The Republicans are supposed to be the party of state autonomy and strict limits on federal power. But you would not know it based on the first six months of the Trump administration. On a variety of major issues involving immigration, law enforcement, and the "war on drugs," the administration's policies exemplify the phenomenon of "fair-weather federalism": respecting limits on federal power only when politically convenient.
Last week, the city of Chicago filed a lawsuit challenging the constitutionality of Attorney General Jeff Sessions's plan to coerce "sanctuary cities" into helping enforce federal immigration law. The Justice Department policy threatens to deny cities some federal law-enforcement grants in order to compel obedience. The plan blatantly violates the constitutional requirement that conditions on federal grants must be clearly stated in advance by Congress, so that state and local governments can make an informed choice. They cannot be imposed after the fact by the executive.
In January, President Trump issued an executive order, much like Sessions's new policy, that unconstitutionally commandeers state officials and imposes new conditions on federal grants — conditions to which the cities never consented. Fortunately, the order was invalidated by a federal court. Ideally, Sessions's policy will meet the same fate. But the struggle over these issues is far from over.
Should the administration prevail, it will set a dangerous precedent that goes far beyond the specific issue of sanctuary cities. If the president can unilaterally add new conditions to one federal grant program, he can do the same thing with others. Conservatives who may be cheering Sessions now are likely to regret it when a future Democratic president uses similar tactics to force states to increase gun control or adopt a "common core" curriculum.
Sessions has also undermined federalism by reinstating a federal asset-forfeiture program. Under this policy, known as "equitable sharing," federal officials work with state law-enforcement agencies to seize the property of people, many of whom have never been charged or convicted of any crime. Asset forfeiture disproportionately victimizes the poor, racial minorities, and others who lack resources and political clout.

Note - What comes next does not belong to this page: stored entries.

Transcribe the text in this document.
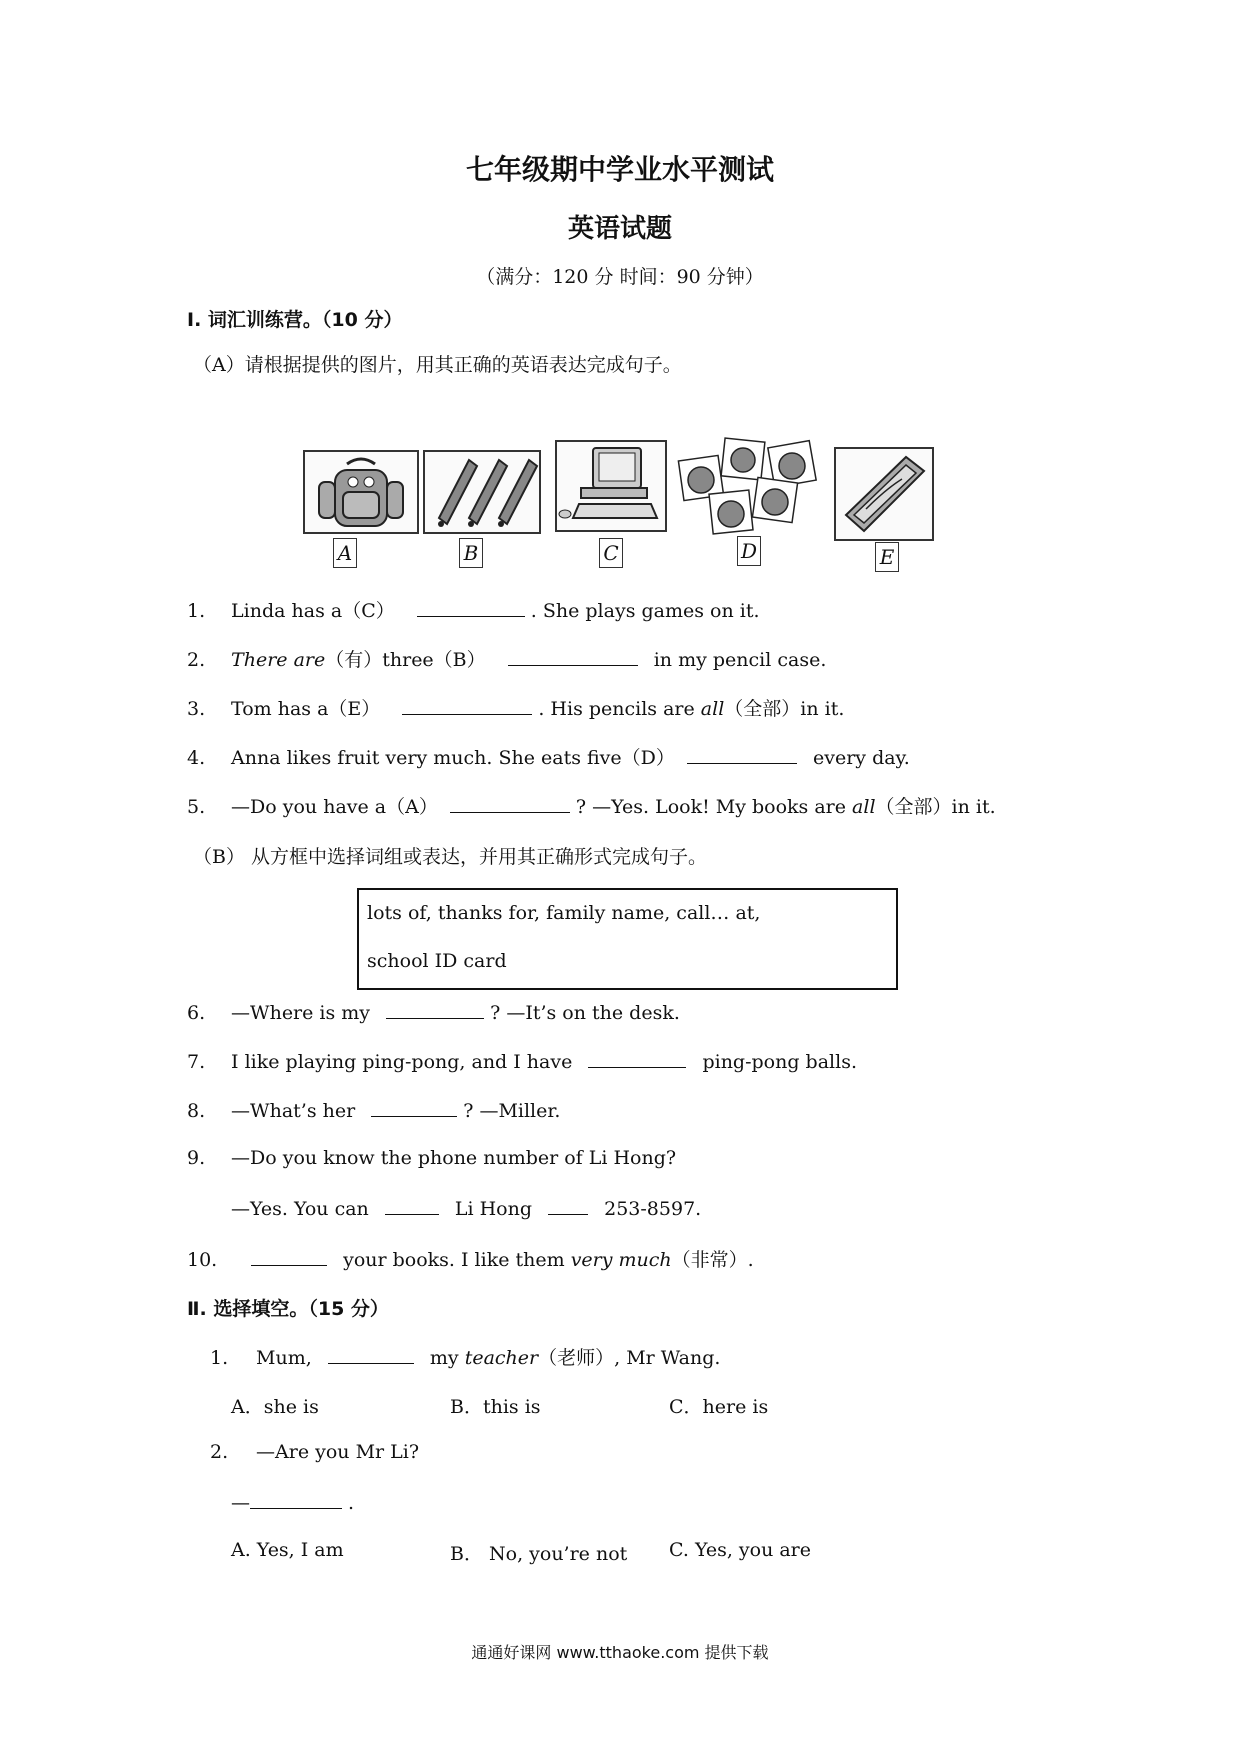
七年级期中学业水平测试
英语试题
（满分：120 分 时间：90 分钟）
I. 词汇训练营。（10 分）
（A）请根据提供的图片，用其正确的英语表达完成句子。
A	B	C	D	E
1. Linda has a（C）	. She plays games on it.
2. There are（有）three（B）	in my pencil case.
3. Tom has a（E）	. His pencils are all（全部）in it.
4. Anna likes fruit very much. She eats five（D）	every day.
5. —Do you have a（A）	? —Yes. Look! My books are all（全部）in it.
（B） 从方框中选择词组或表达，并用其正确形式完成句子。
lots of, thanks for, family name, call… at,
school ID card
6. —Where is my	? —It’s on the desk.
7. I like playing ping-pong, and I have	ping-pong balls.
8. —What’s her	? —Miller.
9. —Do you know the phone number of Li Hong?
—Yes. You can	Li Hong	253-8597.
10.	your books. I like them very much（非常）.
Ⅱ. 选择填空。（15 分）
1. Mum,	my teacher（老师）, Mr Wang.
A．she is	B．this is	C．here is
2. —Are you Mr Li?
—	.
A. Yes, I am	B． No, you’re not C. Yes, you are
通通好课网 www.tthaoke.com 提供下载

The policy also enables state and local law enforcement to profit from these seizures, even in the many states that have banned such practices. The federal program allows law-enforcement agencies to circumvent state restrictions by funneling the assets through the federal government, which then disburses some of the profits back to state and local cops. As a result, law-enforcement agencies will have incentives to prioritize drug cases that are likely to net them money. Curbing violent crime, and other objectives that state governments might value more, will be a lower priority. Control over the funding and priorities of state and local law enforcement is a core element of state sovereignty. Sessions's asset-forfeiture policy is a frontal attack on it.
The administration also appears to be planning an extensive federal crackdown on marijuana, even in the many states that have legalized it. This too is an assault on state autonomy.
Sadly, the Trump administration and the GOP are far from the only fair-weather federalists in politics. Many of the liberal Democrats currently relying on federalism principles to protect sanctuary cities against Trump decried those very constraints in the past, when they impeded progressive priorities.
Both the Left and the Right could benefit from a more principled commitment to limiting federal power. In a large and diverse nation, it is unlikely that we can find a workable, one-size-fits all approach to numerous contentious policy issues involving law enforcement, health care, and drug use, among others. This is especially true in an era of deep partisan polarization, when Democrats and Republicans are farther apart on most issues than they have been in decades.
Decentralization of power can also help defuse the partisan hatred that is poisoning our politics. If the federal government had less control over our lives, both sides would have less to fear from their opponents' victories at the national level. Each group could still pursue its preferred policies at the state and local level. Competition and experimentation by states and localities would offer more opportunities for people to better their lot by voting with their feet and moving to new locales.
Some people understandably fear that restricting federal power might open the door to oppressive state and local policies. The federal government undoubtedly has a role to play in enforcing constitutional rights and preventing unconstitutional discrimination by state and local governments. But carrying out those functions does not require anything approaching the sweeping authority currently wielded by Washington. Robust federal antidiscrimination efforts do not require virtually unlimited federal power to regulate anything that might have some effect on the economy, or nearly unconstrained federal authority to use conditional grants to pressure states and localities to do their bidding. As the sanctuary-cities litigation demonstrates, the latter is likely to be a menace to vulnerable minority groups rather than a benefit to them. Moreover, unlike in some previous eras, many minority groups today often have greater clout at the state and local level than in Washington.
Since the election of Trump, leading progressive scholars such as National Constitution Center president Jeffrey Rosen and Yale Law School dean Heather Gerken have urged the Left to take a more favorable view of federalism. Left and Right are unlikely to come to a complete consensus on federalism any time soon. But there is considerable potential for agreement nonetheless. A new bipartisan and cross-ideological appreciation for limits on federal power could become one of the few beneficial developments of the Trump era. Together, we might yet make federalism great again.